El remordimiento es como la humedad que lo penetra todo, lentamente, permeando las paredes, oxidando el trato con los íntimos, matando la confianza en uno mismo. Pero no podemos detener la vida. Que confiesen sus culpas quienes tengan miedo a sus familias. Que reconozcan sus pecados los cobardes. Que se marchen los amenazados, los legítimamente atemorizados, los que han tocado el vicio del remordimiento. Los demás, la gente de calle, tenemos cosas prácticas y más simples que hacer aquí. A falta de remordimiento, nos quedan las órdenes perentorias de la esposa.  

-- No sabes cuánto la amaba.

Guardamos silencio los tres. El cielo se incendia en azul quemante. Pleno mediodía y reverbera la luz en las aguas mansas. Al calor se afilan los ramajes y la lancha se pone al rojo vivo. El más viejo de nosotros, que ya es como todos los santos, volverá con su mujer para decirle que la deja. Que no pueden seguir viviendo juntos. Y ella se lo prohibirá. No por amor: acaso por venganza. De la amante muerta no dirá una palabra. Y el hombre quedará mudo. Y luego susurrante. Y luego sumiso. La maleta con la ropa en el piso. Subiremos los tres a menudo a la lancha, el más joven, el más viejo y yo. Nunca más le pediré a ninguno que mejor se concentre en la pesca. No volveremos a tomar alguna decisión importante en nuestras vidas: las esposas nos compensan tanta debilidad viril.  
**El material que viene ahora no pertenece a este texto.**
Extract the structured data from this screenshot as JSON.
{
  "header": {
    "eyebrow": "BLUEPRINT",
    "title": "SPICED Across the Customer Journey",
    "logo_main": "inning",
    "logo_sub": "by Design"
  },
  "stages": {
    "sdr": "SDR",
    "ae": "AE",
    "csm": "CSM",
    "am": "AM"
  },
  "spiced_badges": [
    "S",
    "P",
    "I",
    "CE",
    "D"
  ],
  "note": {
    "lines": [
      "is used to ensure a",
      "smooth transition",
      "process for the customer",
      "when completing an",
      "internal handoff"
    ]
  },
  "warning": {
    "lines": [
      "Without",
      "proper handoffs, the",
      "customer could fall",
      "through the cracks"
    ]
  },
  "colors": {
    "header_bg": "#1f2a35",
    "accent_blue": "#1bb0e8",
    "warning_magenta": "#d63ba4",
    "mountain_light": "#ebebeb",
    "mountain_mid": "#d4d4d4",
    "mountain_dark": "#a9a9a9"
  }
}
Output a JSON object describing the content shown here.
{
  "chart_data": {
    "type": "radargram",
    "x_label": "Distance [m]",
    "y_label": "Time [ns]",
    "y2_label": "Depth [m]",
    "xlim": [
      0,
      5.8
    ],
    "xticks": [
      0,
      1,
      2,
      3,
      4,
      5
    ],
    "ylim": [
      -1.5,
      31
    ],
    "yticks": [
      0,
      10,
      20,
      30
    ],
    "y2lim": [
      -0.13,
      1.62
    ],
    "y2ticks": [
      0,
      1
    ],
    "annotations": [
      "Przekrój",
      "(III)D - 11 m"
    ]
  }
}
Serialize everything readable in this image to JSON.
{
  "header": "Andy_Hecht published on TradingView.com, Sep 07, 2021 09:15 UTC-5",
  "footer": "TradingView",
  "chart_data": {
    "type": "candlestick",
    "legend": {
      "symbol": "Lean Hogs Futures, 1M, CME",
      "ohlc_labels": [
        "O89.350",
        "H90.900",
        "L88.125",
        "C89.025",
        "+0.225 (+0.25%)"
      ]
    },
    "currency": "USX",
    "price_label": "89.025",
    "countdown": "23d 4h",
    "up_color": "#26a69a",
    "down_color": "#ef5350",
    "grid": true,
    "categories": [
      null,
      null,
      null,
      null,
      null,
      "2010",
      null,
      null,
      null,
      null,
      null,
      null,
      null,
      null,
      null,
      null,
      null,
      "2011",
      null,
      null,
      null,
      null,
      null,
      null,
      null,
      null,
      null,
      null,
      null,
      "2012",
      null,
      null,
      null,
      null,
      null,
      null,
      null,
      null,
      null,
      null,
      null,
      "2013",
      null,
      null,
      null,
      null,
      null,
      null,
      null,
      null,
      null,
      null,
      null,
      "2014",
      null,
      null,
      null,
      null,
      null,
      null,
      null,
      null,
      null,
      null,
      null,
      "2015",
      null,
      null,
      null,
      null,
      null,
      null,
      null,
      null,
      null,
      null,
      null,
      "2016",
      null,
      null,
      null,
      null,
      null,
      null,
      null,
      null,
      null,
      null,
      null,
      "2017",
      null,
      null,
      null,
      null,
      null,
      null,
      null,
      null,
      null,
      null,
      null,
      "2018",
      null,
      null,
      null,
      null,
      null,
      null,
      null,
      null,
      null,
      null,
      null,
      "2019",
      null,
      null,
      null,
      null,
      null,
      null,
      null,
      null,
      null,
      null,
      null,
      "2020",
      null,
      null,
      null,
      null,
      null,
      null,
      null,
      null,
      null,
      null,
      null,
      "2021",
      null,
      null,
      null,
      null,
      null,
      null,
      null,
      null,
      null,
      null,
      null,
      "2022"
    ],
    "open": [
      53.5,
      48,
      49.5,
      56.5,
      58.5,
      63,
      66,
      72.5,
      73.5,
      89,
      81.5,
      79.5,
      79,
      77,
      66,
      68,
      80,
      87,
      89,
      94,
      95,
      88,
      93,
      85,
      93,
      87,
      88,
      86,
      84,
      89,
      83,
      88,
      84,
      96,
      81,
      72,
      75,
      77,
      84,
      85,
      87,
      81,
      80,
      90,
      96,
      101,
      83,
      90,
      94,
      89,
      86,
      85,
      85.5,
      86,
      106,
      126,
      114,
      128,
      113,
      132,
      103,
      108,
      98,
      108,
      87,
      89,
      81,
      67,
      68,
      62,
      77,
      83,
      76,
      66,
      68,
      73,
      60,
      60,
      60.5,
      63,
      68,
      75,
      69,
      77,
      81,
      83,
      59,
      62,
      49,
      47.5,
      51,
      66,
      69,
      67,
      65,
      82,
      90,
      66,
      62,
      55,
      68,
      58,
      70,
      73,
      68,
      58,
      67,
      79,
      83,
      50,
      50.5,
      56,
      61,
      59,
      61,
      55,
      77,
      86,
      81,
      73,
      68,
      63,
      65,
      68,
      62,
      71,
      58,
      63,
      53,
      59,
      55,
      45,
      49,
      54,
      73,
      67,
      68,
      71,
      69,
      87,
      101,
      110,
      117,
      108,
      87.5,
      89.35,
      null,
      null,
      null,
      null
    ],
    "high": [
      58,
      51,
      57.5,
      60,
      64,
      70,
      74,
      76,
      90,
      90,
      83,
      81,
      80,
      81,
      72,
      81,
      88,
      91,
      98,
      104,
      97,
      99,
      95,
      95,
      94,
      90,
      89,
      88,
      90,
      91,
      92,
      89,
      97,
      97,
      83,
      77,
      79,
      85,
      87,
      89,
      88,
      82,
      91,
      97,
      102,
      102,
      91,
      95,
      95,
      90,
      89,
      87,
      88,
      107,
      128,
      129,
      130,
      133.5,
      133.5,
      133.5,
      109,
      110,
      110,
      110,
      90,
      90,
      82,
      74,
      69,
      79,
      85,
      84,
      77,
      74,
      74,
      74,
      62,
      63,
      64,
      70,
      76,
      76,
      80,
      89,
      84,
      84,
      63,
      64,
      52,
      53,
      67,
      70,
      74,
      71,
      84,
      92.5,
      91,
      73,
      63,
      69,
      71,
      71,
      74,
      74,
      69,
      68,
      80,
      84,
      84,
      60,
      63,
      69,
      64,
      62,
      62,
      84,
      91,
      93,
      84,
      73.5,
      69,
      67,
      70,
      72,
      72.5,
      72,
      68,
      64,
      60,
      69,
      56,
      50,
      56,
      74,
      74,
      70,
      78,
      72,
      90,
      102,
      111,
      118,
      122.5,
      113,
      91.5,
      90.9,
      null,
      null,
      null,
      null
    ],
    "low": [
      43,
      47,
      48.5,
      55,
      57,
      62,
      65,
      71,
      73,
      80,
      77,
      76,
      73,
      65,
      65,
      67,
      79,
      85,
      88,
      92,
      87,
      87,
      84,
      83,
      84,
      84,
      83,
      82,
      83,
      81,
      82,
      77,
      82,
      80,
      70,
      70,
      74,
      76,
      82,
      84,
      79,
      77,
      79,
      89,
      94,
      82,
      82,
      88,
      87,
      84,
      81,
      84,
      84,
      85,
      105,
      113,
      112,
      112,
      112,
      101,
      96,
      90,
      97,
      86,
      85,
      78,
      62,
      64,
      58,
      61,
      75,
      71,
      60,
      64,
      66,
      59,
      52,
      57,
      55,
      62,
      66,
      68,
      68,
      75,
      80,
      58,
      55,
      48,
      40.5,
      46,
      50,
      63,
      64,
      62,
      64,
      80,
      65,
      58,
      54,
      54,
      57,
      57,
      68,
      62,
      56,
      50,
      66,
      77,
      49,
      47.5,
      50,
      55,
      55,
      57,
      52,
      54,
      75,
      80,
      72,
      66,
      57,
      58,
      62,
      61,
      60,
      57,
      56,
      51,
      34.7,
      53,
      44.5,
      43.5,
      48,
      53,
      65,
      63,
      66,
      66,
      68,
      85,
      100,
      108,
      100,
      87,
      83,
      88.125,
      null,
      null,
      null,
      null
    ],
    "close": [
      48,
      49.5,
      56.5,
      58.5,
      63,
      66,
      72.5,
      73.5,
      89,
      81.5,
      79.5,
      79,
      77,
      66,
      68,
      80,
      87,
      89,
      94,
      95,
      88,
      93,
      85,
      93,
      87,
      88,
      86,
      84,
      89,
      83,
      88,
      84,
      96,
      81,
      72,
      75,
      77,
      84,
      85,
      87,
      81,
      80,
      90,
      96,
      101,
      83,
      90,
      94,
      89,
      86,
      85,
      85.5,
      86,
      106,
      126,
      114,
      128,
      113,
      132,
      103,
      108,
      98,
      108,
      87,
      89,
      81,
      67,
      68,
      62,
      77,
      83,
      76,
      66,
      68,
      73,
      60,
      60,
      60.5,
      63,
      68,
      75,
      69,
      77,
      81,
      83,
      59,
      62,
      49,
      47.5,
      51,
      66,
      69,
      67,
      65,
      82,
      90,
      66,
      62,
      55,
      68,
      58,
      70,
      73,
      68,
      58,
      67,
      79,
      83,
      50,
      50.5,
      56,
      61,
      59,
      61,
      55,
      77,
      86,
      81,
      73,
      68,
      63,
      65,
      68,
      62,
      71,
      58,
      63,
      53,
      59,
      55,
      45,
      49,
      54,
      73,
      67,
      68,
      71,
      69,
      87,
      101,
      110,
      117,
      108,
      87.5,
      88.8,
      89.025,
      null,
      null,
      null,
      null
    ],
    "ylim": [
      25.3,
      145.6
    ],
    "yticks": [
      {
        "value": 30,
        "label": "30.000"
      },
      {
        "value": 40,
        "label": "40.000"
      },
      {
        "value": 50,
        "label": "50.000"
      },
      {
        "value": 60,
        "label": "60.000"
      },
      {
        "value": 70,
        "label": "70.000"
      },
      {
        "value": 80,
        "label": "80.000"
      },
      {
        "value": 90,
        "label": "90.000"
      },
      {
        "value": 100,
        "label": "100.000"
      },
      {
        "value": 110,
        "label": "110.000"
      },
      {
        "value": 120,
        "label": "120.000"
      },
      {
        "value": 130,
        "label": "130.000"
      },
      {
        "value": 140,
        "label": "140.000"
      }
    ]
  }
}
Abajo rondan pocas lobinas. Menos que en otras temporadas. Esas pocas no se dejarán atrapar y menos asfixiar por el oxígeno externo, como el que ofrecen las amantes antes de morir en el olvido. Y si alguna lobina lo hace y se deja atrapar, las demás seguirán cumpliendo sus quehaceres de peces, faltaba más, abriendo sus branquias, meneando sus colas, copulando felices, cruzando los ríos, para irse llorando, llorando, con sus esposas, la hermosa vida.

Sí, de verdad, en serio, no sabes cuánto la amaba.